I looked across at Robair. There was an expression of rapt wonder on his face. He looked at me. "There's what I call a miracle, Mr. Jonas," he said softly. "Now I can watch a movie in my own home without goin' to sit in no nigger heaven."

"So that's why they all want to buy my old pictures," Nevada said.

I looked up at him. "What do you mean?"

"You know those ninety-odd pictures we made and I own now?"

I nodded.

"People been after me to sell 'em. Offered me good money for 'em, too. Five thousand dollars each."

I stared at him. "One thing I learned in the picture business," I said. "Never sell outright what you can get a percentage on."

"You mean rent it to 'em like I do to a theater?"

"That's right," I said. "I know those broadcasting companies. If they'll buy it for five, they plan to make fifty out of it."

"I'm no good at big deals like that," Nevada said. "Would you be willin' to handle it for me, Mac?"

"I don't know, Nevada. I'm no agent."

"Go ahead and do it, Mac," I said. "Remember what you told me about making a point where it counts?"

He smiled suddenly. "O.K., Nevada."

Suddenly, I was tired. I slumped back in my chair. Robair was at my side instantly. "You all right, Mr. Jonas?"

"I’m just tired," I said.

"Maybe you better stay at the apartment tonight. We can go on out to the ranch in the morning."

I looked at Robair. The idea of getting into a bed was very appealing. My ass was sore from the wheel chair.

"I'll order a car," Mac said, picking up the phone. "You can drop me at the studio on your way into town. I've got some work to finish up there."

My mind kept working all the time we rode toward the studio. When the car stopped at the gates, suddenly everything was clear to me.

"We'll have to do something about a replacement for Bonner," Mac said, getting out. "It isn't good business having a lawyer run a studio. I don't know anything about motion pictures."

I stared at him thoughtfully. He was right, of course. But then, who did? Only David, and he was gone.
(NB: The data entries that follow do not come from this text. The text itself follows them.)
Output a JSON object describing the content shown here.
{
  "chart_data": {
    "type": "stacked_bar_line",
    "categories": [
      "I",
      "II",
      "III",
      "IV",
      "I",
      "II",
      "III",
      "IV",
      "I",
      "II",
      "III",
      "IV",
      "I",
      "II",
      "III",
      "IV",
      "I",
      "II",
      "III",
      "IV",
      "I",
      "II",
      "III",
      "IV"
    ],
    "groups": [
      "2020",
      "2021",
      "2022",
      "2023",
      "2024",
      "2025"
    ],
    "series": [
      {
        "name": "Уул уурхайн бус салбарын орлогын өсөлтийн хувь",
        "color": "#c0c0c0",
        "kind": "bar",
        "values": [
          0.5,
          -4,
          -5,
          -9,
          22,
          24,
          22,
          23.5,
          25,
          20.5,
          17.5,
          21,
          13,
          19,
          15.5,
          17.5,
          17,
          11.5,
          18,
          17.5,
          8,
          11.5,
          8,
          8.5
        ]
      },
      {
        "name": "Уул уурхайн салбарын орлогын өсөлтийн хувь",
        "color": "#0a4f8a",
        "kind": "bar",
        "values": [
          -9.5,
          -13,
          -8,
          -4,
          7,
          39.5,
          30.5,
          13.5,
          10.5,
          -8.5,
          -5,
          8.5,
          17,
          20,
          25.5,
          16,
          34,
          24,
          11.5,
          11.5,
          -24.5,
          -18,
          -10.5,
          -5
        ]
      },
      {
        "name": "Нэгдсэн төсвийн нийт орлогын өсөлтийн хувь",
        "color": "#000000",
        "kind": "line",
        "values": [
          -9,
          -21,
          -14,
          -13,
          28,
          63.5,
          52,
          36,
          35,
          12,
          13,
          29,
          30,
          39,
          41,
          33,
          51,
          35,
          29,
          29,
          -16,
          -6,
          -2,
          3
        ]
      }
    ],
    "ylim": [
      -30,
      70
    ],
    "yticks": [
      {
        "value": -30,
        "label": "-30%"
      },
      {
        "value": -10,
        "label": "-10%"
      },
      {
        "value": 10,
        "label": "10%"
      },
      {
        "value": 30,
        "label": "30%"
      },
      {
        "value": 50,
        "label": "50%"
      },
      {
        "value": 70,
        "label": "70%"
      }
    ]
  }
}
I didn't care any more. There were no pictures left in me, no one I wanted to place up there on the screen for all the world to see. And back in the office I'd just left, there was a little box with a picture window and soon it would be in every home. Rich or poor. That little box was really going to chew up film, like the theaters had never been able to. But I still didn't care.